To show that a graph-problem is in $L$ or $NL$

Question

Consider the following problem:

$$A=\left\{ (G(V,E),s,t)\mid\text{conditions 1, 2, 3 and 4 hold} \right\}$$

1. $G$ is a directed graph.
2. $s,t\in V$.
3. There is a simple path from $s$ to $t$ (a simple path is a path that visits every vertex not more than once).
4. $\forall v\in V: \deg^+(v)\leq 2$ (in words: every vertex in $V$ has outdegree at most 2).

Out of the following classes: $\mathsf{L,NL,P,NP,co-NP,EXP}$, I need to determine what is the smallest class (with respect to inclusion) that has $A$ in it.

My idea is: since every vertex has outdegree at most 2, I can write a function $F$, s.t for every $v\in V$ I'll recursively call $F$ with the two adjacent vertices of $v$.

The termination condition will be either if $\deg^+(v)=0$ (we've reached a leaf node) or $v$ has alredy been visited (this will make sure the path is simple) or $v=t$ (we've found a path to $t$), thus concluding that $A\in P$ (the complexity of the described algorithm is $n\log n$).

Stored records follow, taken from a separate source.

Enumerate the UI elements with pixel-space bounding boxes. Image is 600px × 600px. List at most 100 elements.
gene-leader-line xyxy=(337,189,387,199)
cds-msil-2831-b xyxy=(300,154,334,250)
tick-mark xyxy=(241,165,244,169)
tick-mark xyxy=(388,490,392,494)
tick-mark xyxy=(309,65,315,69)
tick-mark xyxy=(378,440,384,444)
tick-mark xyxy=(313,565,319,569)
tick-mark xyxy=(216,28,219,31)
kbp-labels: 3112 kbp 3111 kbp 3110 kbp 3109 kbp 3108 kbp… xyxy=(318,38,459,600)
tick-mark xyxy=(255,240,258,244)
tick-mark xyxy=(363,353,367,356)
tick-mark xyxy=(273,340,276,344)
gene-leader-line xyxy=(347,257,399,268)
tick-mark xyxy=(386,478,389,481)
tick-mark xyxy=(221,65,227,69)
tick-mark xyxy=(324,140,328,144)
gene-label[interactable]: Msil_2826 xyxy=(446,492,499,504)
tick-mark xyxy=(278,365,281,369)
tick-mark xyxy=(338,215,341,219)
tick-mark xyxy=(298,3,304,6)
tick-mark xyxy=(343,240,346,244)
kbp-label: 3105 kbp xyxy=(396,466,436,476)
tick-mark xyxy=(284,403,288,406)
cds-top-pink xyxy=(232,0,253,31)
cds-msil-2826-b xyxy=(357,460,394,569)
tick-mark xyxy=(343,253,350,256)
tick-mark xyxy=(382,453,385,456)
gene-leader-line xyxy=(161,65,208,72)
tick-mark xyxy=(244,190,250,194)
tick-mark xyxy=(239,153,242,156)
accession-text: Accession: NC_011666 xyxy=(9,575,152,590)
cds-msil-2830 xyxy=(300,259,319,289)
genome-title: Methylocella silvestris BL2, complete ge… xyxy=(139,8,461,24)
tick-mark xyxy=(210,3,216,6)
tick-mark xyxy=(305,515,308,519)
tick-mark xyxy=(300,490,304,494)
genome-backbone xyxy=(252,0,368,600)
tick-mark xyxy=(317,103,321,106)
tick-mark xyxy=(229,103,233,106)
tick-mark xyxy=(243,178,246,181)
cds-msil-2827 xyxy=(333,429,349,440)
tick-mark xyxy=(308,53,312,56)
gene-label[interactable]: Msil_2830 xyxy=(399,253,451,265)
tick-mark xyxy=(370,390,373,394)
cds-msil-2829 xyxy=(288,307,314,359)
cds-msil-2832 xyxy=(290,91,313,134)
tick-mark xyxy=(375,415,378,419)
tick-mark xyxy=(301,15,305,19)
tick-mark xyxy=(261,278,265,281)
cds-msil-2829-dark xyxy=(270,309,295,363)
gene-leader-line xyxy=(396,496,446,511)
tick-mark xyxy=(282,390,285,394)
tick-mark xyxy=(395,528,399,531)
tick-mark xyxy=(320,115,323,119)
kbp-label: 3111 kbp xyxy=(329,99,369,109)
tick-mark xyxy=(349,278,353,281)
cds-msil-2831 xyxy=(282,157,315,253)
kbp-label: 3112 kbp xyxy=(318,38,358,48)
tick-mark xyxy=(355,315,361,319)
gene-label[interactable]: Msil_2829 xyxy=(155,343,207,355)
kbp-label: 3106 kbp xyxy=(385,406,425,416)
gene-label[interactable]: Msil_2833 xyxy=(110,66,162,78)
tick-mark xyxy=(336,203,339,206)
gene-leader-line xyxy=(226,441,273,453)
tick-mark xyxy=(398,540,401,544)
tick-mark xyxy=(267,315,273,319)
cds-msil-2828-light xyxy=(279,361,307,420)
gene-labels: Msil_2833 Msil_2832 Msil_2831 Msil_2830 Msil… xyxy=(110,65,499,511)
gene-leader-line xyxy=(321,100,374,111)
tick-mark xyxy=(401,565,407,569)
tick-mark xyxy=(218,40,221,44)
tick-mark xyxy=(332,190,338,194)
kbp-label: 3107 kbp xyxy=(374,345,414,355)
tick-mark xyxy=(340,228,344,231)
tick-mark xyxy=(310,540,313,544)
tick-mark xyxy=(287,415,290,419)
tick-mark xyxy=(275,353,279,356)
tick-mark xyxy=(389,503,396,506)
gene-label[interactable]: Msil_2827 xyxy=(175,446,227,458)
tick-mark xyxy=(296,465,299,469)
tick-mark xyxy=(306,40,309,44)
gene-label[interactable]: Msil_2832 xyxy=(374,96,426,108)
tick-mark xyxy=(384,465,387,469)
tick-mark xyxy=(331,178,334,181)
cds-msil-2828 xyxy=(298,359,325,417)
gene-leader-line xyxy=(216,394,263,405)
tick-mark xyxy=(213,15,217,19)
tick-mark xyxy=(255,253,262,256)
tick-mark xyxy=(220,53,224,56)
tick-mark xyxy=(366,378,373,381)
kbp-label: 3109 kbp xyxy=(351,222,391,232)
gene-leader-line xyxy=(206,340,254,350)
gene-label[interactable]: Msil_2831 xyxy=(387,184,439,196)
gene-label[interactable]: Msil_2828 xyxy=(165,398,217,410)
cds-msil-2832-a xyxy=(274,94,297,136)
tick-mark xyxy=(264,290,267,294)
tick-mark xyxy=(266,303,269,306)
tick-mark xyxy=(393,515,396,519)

I'm just not sure if that is the best that can be done. Can it be shown that $A$ is in $\mathsf{L}$ or $\mathsf{NL}$?

Answer 1

The problem is NL-complete.

The fact that it's in NL, as stated in the comments, follows from the fact that this problem is a restriction of the reachability problem for directed graphs.

To see that it's NL-hard, we can reduce from the reachability problem:

Consider a graph $G=(V,E)$ and vertices $s,t$. We transform $G$ to a graph $G'$ with out degree at most $2$, as follows.

For every vertex $v$ with out-neighbors $u_1,...,u_k$ ($k\ge 3$), construct vertices $v_1,...,v_{k-1}$ where there are edges from $v_i$ to $u_i$ and to $v_{i+1}$. The incoming edges to $v$ are now directed to $v_1$, and $v$ is removed.

It is not hard to see that there is a path from $s$ to $t$ in $G$ iff there is a path from $s_1$ to $t_1$ in $G'$. Also, this reduction can be implemented in log-space. Thus, your problem is NL-complete.